Prodi: "Schlein l'ho vista nascere. Dietro la sua vittoria, profondo desiderio di cambiamento "

Il Professore dopo il voto di domenica: "Future alleanze tema poco interessante. Il Pd ora coinvolga le migliori intelligenze del Paese"

“Qualcuno alla vigilia aveva descritto Bonaccini come usato sicuro, e io penso fosse un complimento. So chi è, mi fido di lui, so cosa potrà fare. Schlein invece era il nuovo rischioso, perché il nuovo, insieme alle speranze, porta sempre qualche rischio". Romano Prodi legge così il risultato sorprendente delle primarie del Pd di domenica scorsa che hanno eletto per la prima volta una donna alla guida del partito.

Prodi d’altronde conosce bene la nuova segretaria Elly Schlein sin dai tempi dei “siamo più di 101”, l’iniziativa a suo sostegno dopo il caso dei franchi tiratori. "Posso dire di averla vista nascere e di essermi confrontato spesso con lei, anche con qualche ramanzina da vecchio professore quale sono”, racconta Prodi in un’intervista a Repubblica. L’ex presidente del Consiglio e della Commissione europea non si dice “sbalordito” dal ribaltone della Schlein nei confronti del governatore dell’Emilia-Romagna Stefano Bonaccini, “Ci poteva stare – spiega - si è capito, a ridosso del voto, che qualcosa si stava muovendo. Forse il desiderio di cambiamento era più profondo di quel che sembrava, ma ci sarà tempo per fare analisi, ora bisogna guardare alla realtà e al mandato che Schlein ha ricevuto".

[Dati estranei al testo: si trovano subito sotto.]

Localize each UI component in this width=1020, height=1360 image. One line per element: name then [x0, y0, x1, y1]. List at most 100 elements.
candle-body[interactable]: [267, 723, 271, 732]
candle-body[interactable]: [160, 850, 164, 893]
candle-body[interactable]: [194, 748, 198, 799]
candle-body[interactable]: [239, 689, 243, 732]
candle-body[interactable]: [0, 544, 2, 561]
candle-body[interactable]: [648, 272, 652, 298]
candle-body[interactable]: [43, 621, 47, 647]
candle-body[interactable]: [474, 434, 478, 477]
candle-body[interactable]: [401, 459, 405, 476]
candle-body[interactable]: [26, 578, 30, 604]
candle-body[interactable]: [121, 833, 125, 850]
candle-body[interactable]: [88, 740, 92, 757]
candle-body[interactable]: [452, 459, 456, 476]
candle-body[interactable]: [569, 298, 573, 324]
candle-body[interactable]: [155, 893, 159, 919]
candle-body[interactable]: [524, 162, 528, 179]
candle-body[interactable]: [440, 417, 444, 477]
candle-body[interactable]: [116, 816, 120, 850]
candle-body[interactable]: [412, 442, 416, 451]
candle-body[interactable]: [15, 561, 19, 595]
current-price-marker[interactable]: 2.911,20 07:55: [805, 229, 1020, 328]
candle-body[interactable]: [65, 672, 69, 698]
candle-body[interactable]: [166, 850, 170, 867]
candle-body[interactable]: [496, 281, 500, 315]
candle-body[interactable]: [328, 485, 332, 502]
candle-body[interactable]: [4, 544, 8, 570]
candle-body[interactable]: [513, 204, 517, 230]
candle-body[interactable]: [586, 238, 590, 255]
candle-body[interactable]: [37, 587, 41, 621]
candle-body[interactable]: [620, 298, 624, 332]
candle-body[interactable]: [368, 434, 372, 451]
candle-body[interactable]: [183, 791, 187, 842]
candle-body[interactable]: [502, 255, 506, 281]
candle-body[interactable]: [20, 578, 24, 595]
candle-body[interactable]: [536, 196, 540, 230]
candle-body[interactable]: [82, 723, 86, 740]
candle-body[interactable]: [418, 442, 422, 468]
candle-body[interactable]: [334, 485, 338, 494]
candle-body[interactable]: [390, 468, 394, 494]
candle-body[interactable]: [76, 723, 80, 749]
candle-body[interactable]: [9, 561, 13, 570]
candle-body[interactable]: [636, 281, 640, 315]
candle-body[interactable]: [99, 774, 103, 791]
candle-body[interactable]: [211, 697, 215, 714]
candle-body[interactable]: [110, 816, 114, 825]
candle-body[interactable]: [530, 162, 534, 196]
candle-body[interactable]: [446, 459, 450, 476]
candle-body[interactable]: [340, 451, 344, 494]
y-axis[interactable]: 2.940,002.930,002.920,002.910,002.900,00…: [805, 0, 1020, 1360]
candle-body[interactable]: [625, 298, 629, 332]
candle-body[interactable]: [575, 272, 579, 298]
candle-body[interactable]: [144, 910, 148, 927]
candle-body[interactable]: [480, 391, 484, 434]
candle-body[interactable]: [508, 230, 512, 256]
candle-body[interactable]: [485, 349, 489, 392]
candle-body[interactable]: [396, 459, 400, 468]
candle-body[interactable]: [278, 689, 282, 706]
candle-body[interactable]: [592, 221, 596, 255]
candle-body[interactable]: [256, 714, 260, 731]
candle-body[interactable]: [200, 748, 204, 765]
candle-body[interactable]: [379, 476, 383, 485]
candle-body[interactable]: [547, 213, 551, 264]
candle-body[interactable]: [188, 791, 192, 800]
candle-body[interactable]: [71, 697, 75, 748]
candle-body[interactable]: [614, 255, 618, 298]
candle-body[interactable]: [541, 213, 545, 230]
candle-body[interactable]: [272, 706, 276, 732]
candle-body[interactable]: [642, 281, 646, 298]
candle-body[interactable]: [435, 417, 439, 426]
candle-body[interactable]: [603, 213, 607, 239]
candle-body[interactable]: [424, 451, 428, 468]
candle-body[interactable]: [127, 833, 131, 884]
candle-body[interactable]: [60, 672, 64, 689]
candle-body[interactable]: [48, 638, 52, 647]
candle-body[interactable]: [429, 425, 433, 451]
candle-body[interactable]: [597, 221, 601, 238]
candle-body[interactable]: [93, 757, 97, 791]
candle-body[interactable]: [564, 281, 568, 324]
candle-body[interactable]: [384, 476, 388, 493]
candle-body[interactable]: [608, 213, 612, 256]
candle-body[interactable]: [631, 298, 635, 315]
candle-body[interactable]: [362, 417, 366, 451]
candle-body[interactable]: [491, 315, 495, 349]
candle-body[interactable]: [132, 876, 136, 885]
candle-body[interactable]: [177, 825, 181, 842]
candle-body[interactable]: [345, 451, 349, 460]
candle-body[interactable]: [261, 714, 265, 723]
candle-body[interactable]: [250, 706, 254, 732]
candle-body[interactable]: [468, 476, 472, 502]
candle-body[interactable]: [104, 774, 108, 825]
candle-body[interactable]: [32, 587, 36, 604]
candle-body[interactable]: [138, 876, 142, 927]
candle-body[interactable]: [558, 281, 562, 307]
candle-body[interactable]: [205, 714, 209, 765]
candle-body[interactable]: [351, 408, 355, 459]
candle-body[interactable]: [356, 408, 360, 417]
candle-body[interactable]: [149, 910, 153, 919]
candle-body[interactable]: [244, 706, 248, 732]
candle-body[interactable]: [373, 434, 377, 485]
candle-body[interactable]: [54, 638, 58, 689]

Prodi su affluenza e alleanze

A impressionare maggiormente Prodi è stata la partecipazione alla primarie, “oltre un milione di persone, che se paragonate a quanti sono stati i votanti del Pd alle ultime Politiche, sono un dato eccezionale. A riconferma del fatto che il Pd è rimasto l'unico vero partito in Italia. Nessuno degli altri sarebbe mai in grado di mobilitare così tante persone. Neppure online". Archiviate le primarie, eletta la prima segretaria donna, ora al Pd tocca però risalire la china dei sondaggi dopo il risultato assai deludente delle ultime elezioni Politiche.

E per il Professore i primi nodi da sciogliere non riguardano tanto le alleanze, “una lettura poco interessante, al momento” riflette, quanto la capacità “di coinvolgere tutte le intelligenze che corrono per il Paese, dall'associazionismo alle Ong, dai diversi sindacati alle imprese, per coinvolgerli in un progetto di rilancio. C'è tanta gente che non si sente più rappresentata e nemmeno lontanamente ascoltata. Questa è la sfida che il Pd ha davanti, indipendentemente dal segretario che si è scelto". 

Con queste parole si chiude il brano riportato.